Article 55 of the European Union Bank Resolution and Recovery Directive came into force from 1 January 2016.
Broadly, the article requires the inclusion of a “bail-in” clause where financial liabilities are incurred by financial institutions established within the European Economic Area (EEA). The “bail-in” clause is similar in effect to Australian Prudential Regulation Authority's (APRA) non-viability rules and gives the relevant banking regulator the power to write-down, write-off or convert the liability into equity.
Whilst it is clear that the Directive only applies in respect of liabilities incurred by EEA financial institutions, it can affect the recoverability of liabilities owed to Australian financial institutions (but should not impact any liabilities owed by Australian financial institutions to EEA banks).

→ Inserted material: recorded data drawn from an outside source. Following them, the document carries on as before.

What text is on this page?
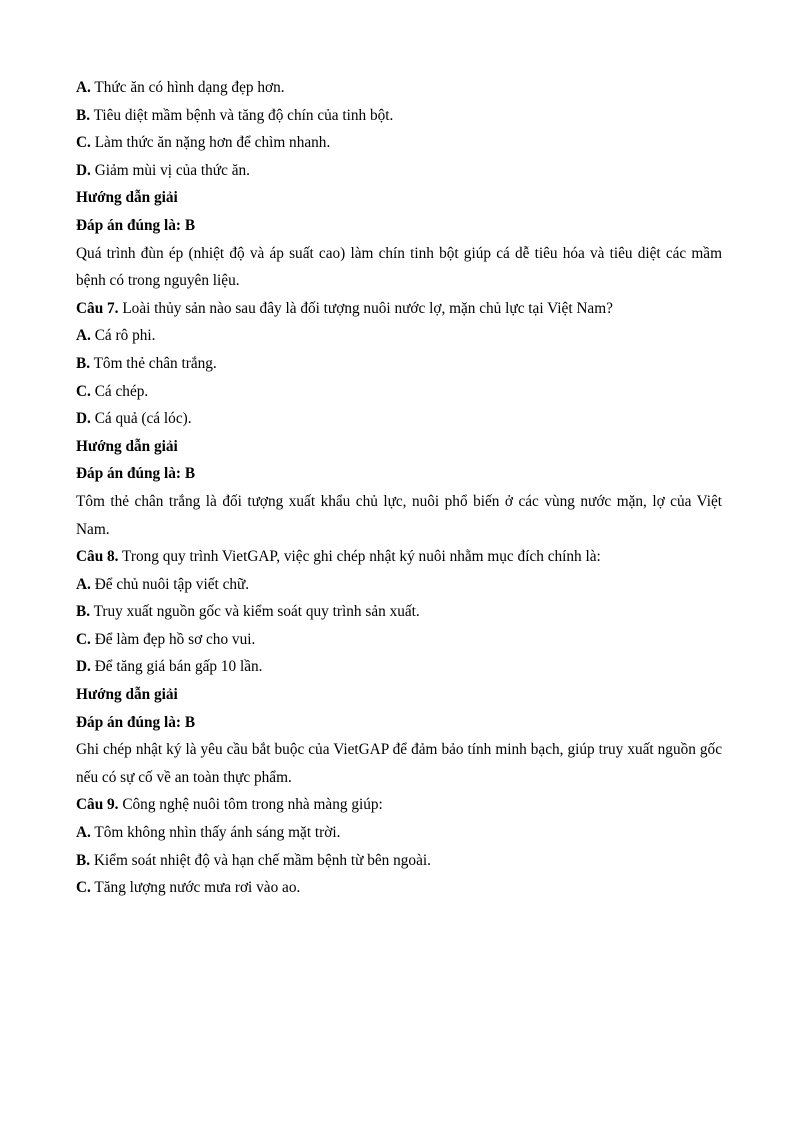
A. Thức ăn có hình dạng đẹp hơn.

B. Tiêu diệt mầm bệnh và tăng độ chín của tinh bột.

C. Làm thức ăn nặng hơn để chìm nhanh.

D. Giảm mùi vị của thức ăn.

Hướng dẫn giải

Đáp án đúng là: B

Quá trình đùn ép (nhiệt độ và áp suất cao) làm chín tinh bột giúp cá dễ tiêu hóa và tiêu diệt các mầm bệnh có trong nguyên liệu.

Câu 7. Loài thủy sản nào sau đây là đối tượng nuôi nước lợ, mặn chủ lực tại Việt Nam?

A. Cá rô phi.

B. Tôm thẻ chân trắng.

C. Cá chép.

D. Cá quả (cá lóc).

Hướng dẫn giải

Đáp án đúng là: B

Tôm thẻ chân trắng là đối tượng xuất khẩu chủ lực, nuôi phổ biến ở các vùng nước mặn, lợ của Việt Nam.

Câu 8. Trong quy trình VietGAP, việc ghi chép nhật ký nuôi nhằm mục đích chính là:

A. Để chủ nuôi tập viết chữ.

B. Truy xuất nguồn gốc và kiểm soát quy trình sản xuất.

C. Để làm đẹp hồ sơ cho vui.

D. Để tăng giá bán gấp 10 lần.

Hướng dẫn giải

Đáp án đúng là: B

Ghi chép nhật ký là yêu cầu bắt buộc của VietGAP để đảm bảo tính minh bạch, giúp truy xuất nguồn gốc nếu có sự cố về an toàn thực phẩm.

Câu 9. Công nghệ nuôi tôm trong nhà màng giúp:

A. Tôm không nhìn thấy ánh sáng mặt trời.

B. Kiểm soát nhiệt độ và hạn chế mầm bệnh từ bên ngoài.

C. Tăng lượng nước mưa rơi vào ao.
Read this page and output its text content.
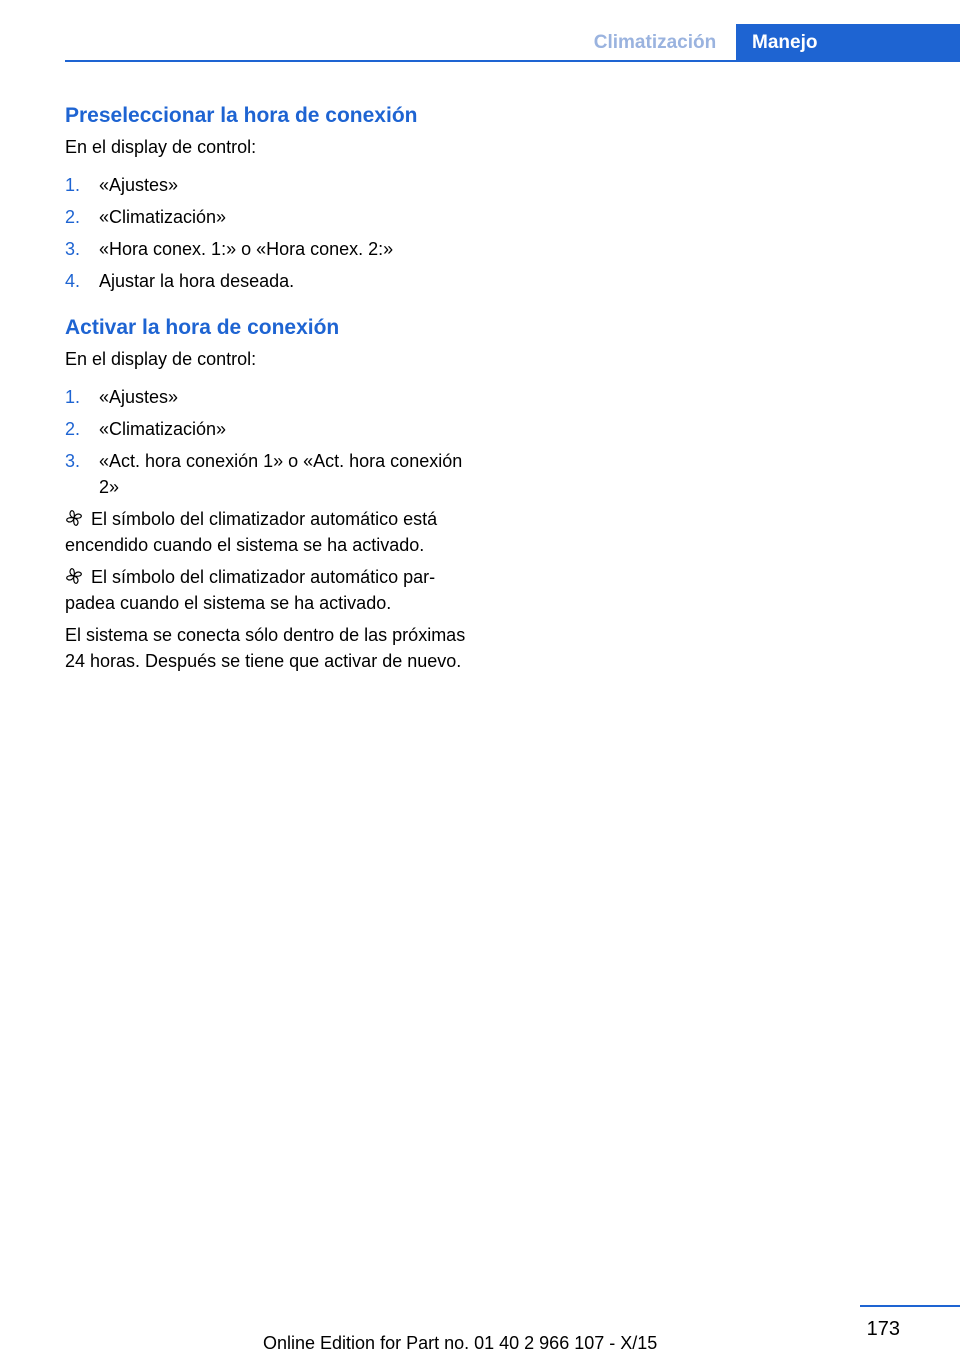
Climatización	Manejo
Preseleccionar la hora de conexión

En el display de control:

1.	«Ajustes»
2.	«Climatización»
3.	«Hora conex. 1:» o «Hora conex. 2:»
4.	Ajustar la hora deseada.
Activar la hora de conexión

En el display de control:

1.	«Ajustes»
2.	«Climatización»
3.	«Act. hora conexión 1» o «Act. hora conexión 2»

El símbolo del climatizador automático está encendido cuando el sistema se ha activado.

El símbolo del climatizador automático parpadea cuando el sistema se ha activado.

El sistema se conecta sólo dentro de las próximas 24 horas. Después se tiene que activar de nuevo.

173
Online Edition for Part no. 01 40 2 966 107 - X/15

However, what may also be particularly relevant from an Australian perspective is where Australian branches of EEA banks incur liabilities that are subject to Article 55. Whilst the economic effect of Article 55 is akin to APRA’s non-viability rules, it would seem that Article 55 is not covered by the exemption (contained in Australian Income Tax Regulation 974-135F) from the “effectively non-contingent obligation” (ENCO) provisions contained in the debt-equity rules.
As a result, liabilities incurred by Australian branches of EEA banks are at risk of failing the debt test (resulting in the interest expense being non-deductible).
Regulation 974-135F was originally introduced to clarify a technical issue with the ENCO provisions for Australian banks and it would appear that something similar may be required for EEA banks issuing debts instruments in Australia.